ANGIES SISTERS GANG

Trois rideuses réalisent un calendrier pour acheter un camion itinérant de mécanique moto et initier d’autres femmes à l’entretien de leur bécane. Elles ont de la bouteille, du rosé, des bières et du Jack si affinités… [A consommer avec modération]

Elles sont les Angies Sisters Gang.

« Attends, je t’explique »

Ainsi parle Angies, une grande gueule, à la poitrine pigeonnante montée sur à peine plus d’1 m 50 de TNT, la bombe, un vrai boucan. En 2015, à l’approche de ses 50 ans, la demoiselle fait son caprice. Elle veut une Harley-Davidson, sa dix-neuvième bécane après avoir dégoupillé le bitume en sportives pendant 32 ans. En 10 jours, elle réunit une coquette somme grâce à la générosité de sponsors et donateurs pour faire fabriquer un calendrier aux photos faites à l’arrache par Cassandra et Bastien Bari à la Hells Week et aux Ardèche Vets.

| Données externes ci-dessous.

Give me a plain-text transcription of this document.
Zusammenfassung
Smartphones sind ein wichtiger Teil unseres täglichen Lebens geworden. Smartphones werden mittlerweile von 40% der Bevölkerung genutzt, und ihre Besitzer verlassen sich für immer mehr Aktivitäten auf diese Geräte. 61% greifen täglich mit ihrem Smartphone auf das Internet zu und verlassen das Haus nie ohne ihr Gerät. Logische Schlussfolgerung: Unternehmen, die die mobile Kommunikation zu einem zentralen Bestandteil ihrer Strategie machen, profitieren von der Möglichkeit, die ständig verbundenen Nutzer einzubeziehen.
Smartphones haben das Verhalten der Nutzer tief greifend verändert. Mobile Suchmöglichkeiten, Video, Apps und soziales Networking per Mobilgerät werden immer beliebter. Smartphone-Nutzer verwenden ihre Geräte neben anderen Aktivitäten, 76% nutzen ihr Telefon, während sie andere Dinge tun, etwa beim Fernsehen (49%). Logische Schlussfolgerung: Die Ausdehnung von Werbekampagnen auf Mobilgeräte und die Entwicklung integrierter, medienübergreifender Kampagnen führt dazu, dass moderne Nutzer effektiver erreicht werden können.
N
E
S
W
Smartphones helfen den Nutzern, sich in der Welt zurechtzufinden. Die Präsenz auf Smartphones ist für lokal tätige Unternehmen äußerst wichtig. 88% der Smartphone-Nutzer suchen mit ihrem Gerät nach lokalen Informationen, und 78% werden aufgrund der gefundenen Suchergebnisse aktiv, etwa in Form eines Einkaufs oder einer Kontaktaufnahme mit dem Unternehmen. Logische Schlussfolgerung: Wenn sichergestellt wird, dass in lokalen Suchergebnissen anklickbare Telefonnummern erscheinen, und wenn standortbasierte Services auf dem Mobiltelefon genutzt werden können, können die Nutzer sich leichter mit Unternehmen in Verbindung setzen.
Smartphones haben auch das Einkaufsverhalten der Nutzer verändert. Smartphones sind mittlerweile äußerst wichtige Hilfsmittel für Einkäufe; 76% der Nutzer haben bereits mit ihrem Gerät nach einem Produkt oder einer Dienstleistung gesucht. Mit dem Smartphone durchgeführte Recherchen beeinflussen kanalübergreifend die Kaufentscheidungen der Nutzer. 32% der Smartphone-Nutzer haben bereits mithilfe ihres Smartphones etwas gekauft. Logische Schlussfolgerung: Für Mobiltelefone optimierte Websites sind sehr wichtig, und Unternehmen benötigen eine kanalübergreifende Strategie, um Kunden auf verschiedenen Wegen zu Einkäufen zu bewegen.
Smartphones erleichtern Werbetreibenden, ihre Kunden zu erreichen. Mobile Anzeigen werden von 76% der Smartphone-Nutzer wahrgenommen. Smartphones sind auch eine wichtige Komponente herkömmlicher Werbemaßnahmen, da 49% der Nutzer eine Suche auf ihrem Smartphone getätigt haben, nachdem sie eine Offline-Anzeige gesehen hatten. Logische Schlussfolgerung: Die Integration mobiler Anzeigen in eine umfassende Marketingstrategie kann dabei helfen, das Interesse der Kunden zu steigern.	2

Peu avant, elle avait fait la connaissance de Sandra, discrète mais très remarquée pour ses courbes sensuelles et son allure féline. Elle est surnommée l’oeil de lynx. Avec la nouvelle monture, un 1200 Sportster carbu appelé Manara (du nom du sulfureux auteur de BD érotiques), elles réalisent un road-trip jusqu’à Faro, 4397 km aller-retour en 12 jours avec 47 pleins. De mon côté, je pars à Berlin couvrir le festival Pure and Craft organisé par BMW Motorrad.  Je suis l’aînée, Nadine, la créatrice de ce blog. Je suis immatriculée bio, vierge de tattoos et allumée du cerveau, de la braise sous la glace, dite l’intello.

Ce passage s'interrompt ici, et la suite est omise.